# ACCL Collectives
In a system of more than one ACCL-enabled FPGAs, we can execute MPI-like collectives (scatter, gather, broadcast, reductions, etc). This notebook illustrates how to initialize the ACCL instances and run collectives. Usually, each ACCL instance runs in a separate process on a distinct compute node in a network, but for purposes of demonstration, we utilize multithreading in a single process to create and operate multiple ACCL instances

## Initializing ACCL emulator/simulator instances
We assume that a simulator or emulator session has been started with the appropriate number of ACCL instances (see ACCL documentation). Our application creates ACCL interfaces, each connecting to one ACCL instance in the simulator or emulator.

In [None]:
from pyaccl import accl

WORLD_SIZE = 4
RXBUF_SIZE = 16*1024
RUN_ON_HARDWARE = True
XCLBIN = "axis3x.xclbin"

assert not RUN_ON_HARDWARE or WORLD_SIZE <= 3

accl_instances = []
for i in range(WORLD_SIZE):
    if RUN_ON_HARDWARE:
        accl_instances.append(accl(WORLD_SIZE, i, bufsize=RXBUF_SIZE, xclbin=XCLBIN, cclo_idx=i))
    else:
        accl_instances.append(accl(WORLD_SIZE, i, bufsize=RXBUF_SIZE, sim_mode=True))

## Creating ACCL buffers
With the ACCL interfaces ready, we can allocate buffers in each of the instances' memories.
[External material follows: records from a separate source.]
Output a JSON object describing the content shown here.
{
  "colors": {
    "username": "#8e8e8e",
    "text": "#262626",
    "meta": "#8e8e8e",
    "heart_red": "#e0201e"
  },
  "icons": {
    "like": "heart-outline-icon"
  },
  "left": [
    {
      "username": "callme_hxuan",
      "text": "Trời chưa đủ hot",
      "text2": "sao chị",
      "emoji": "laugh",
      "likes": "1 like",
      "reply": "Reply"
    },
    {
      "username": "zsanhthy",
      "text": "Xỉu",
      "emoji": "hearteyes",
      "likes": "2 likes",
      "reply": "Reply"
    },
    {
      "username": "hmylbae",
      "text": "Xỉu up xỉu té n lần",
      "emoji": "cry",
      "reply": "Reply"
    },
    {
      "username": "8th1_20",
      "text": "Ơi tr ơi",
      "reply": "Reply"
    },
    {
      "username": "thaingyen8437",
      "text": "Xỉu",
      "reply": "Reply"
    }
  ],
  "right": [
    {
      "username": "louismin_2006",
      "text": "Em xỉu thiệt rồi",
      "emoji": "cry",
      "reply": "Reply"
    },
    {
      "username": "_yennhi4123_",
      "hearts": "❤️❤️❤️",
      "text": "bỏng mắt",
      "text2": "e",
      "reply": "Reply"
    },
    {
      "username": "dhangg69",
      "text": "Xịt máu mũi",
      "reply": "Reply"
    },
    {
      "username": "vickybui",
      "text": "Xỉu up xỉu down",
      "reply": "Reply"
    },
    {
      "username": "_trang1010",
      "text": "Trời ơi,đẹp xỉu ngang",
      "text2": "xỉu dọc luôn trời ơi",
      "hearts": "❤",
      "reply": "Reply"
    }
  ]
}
We allocate one source buffer and one result buffer, and paint the source with floating point data.

In [None]:
COUNT = 1000

op0_buffers = []
op1_buffers = []
res_buffers = []
for i in range(WORLD_SIZE):    
    op0_buffers.append(accl_instances[i].allocate((COUNT,)))
    res_buffers.append(accl_instances[i].allocate((COUNT,)))
    op0_buffers[i][:] = [1.0*i for i in range(COUNT)]

## Run an all-reduce collective
We are now ready to execute collectives. Since collectives require communication between the ACCL instances, we must start the collectives in each of the instances in parallel, utilizing threads. Each thread executes an all-reduce sum collective.

In [None]:
import threading
from pyaccl import ACCLReduceFunctions
import numpy as np

def allreduce(n):
    accl_instances[n].allreduce(op0_buffers[n], res_buffers[n], COUNT, ACCLReduceFunctions.SUM)

threads = []
for i in range(WORLD_SIZE):
    threads.append(threading.Thread(target=allreduce, args=(i,)))
    threads[i].start()

## Check results
All-reduce should produce in each of the result buffers the sum of all the input buffers from each of the ACCL instances involved in the collective. We can compare all-reduce outputs with the expected outputs, element by element, to make sure this is the case.

In [None]:
for i in range(WORLD_SIZE):
    threads[i].join()
    assert np.isclose(res_buffers[i], sum(op0_buffers)).all()

## De-Initialize ACCL instances
The `deinit()` function clears all internal data structures in the ACCL instance.

In [None]:
for i in range(WORLD_SIZE):
    accl_instances[i].deinit()